Wygląda na to, że dług narodowy USA postanowił odbyć własny maraton. Prognozy wskazują, że osiągnie oszałamiający poziom ponad 143,4% PKB w ciągu zaledwie kilku lat. Prognoza Międzynarodowego Funduszu Walutowego przewiduje, że do 2030 roku USA wyprzedzi nawet takie kraje jak Włochy i Grecja, które są znane z wysokich wskaźników zadłużenia w stosunku do PKB.

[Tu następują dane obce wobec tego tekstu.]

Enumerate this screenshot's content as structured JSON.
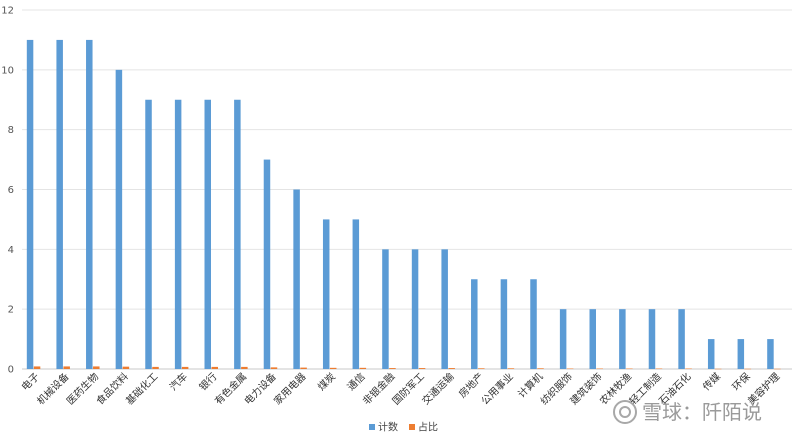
{
  "chart_data": {
    "type": "bar",
    "title": "",
    "xlabel": "",
    "ylabel": "",
    "ylim": [
      0,
      12
    ],
    "yticks": [
      0,
      2,
      4,
      6,
      8,
      10,
      12
    ],
    "grid": true,
    "legend_position": "bottom",
    "categories": [
      "电子",
      "机械设备",
      "医药生物",
      "食品饮料",
      "基础化工",
      "汽车",
      "银行",
      "有色金属",
      "电力设备",
      "家用电器",
      "煤炭",
      "通信",
      "非银金融",
      "国防军工",
      "交通运输",
      "房地产",
      "公用事业",
      "计算机",
      "纺织服饰",
      "建筑装饰",
      "农林牧渔",
      "轻工制造",
      "石油石化",
      "传媒",
      "环保",
      "美容护理"
    ],
    "series": [
      {
        "name": "计数",
        "color": "#5b9bd5",
        "values": [
          11,
          11,
          11,
          10,
          9,
          9,
          9,
          9,
          7,
          6,
          5,
          5,
          4,
          4,
          4,
          3,
          3,
          3,
          2,
          2,
          2,
          2,
          2,
          1,
          1,
          1
        ]
      },
      {
        "name": "占比",
        "color": "#ed7d31",
        "values": [
          0.0859,
          0.0859,
          0.0859,
          0.0781,
          0.0703,
          0.0703,
          0.0703,
          0.0703,
          0.0547,
          0.0469,
          0.0391,
          0.0391,
          0.0313,
          0.0313,
          0.0313,
          0.0234,
          0.0234,
          0.0234,
          0.0156,
          0.0156,
          0.0156,
          0.0156,
          0.0156,
          0.0078,
          0.0078,
          0.0078
        ]
      }
    ]
  },
  "watermark": {
    "text": "雪球：阡陌说"
  }
}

W ciągu następnych 6 lat oczekuje się, że w USA przybędzie około 20 punktów procentowych do obciążenia długiem, co sprawi, że wypłacalność kraju będzie jedną z najbardziej kruchych na świecie. W międzyczasie mocno zadłużone kraje UE, takie jak Włochy i Grecja, mogą „pochwalić się” starymi długami odpowiednio na poziomie 135% i 152%. Analitycy ostrzegają, że dług USA wkrótce je przekroczy.
Ponadto analitycy szacują, że roczny deficyt budżetowy USA pozostanie powyżej 7% PKB — co jest zapowiedzią przyszłego kryzysu. Na razie wydaje się, że kraj ma zamiar ustanowić nowy rekord w obciążeniu długiem. Co ciekawe, mimo tych ponurych prognoz, dolar amerykański wydaje się prowadzić własne gry.
Najzabawniejsze jest to, że władze USA już mają plany przekształcenia swoich obligacji i zmiany warunków swoich długów, które istnieją od 100 lat, aby obniżyć stopy procentowe. Rzeczywiście, kto nie lubi długu, który nie ma wyznaczonego terminu?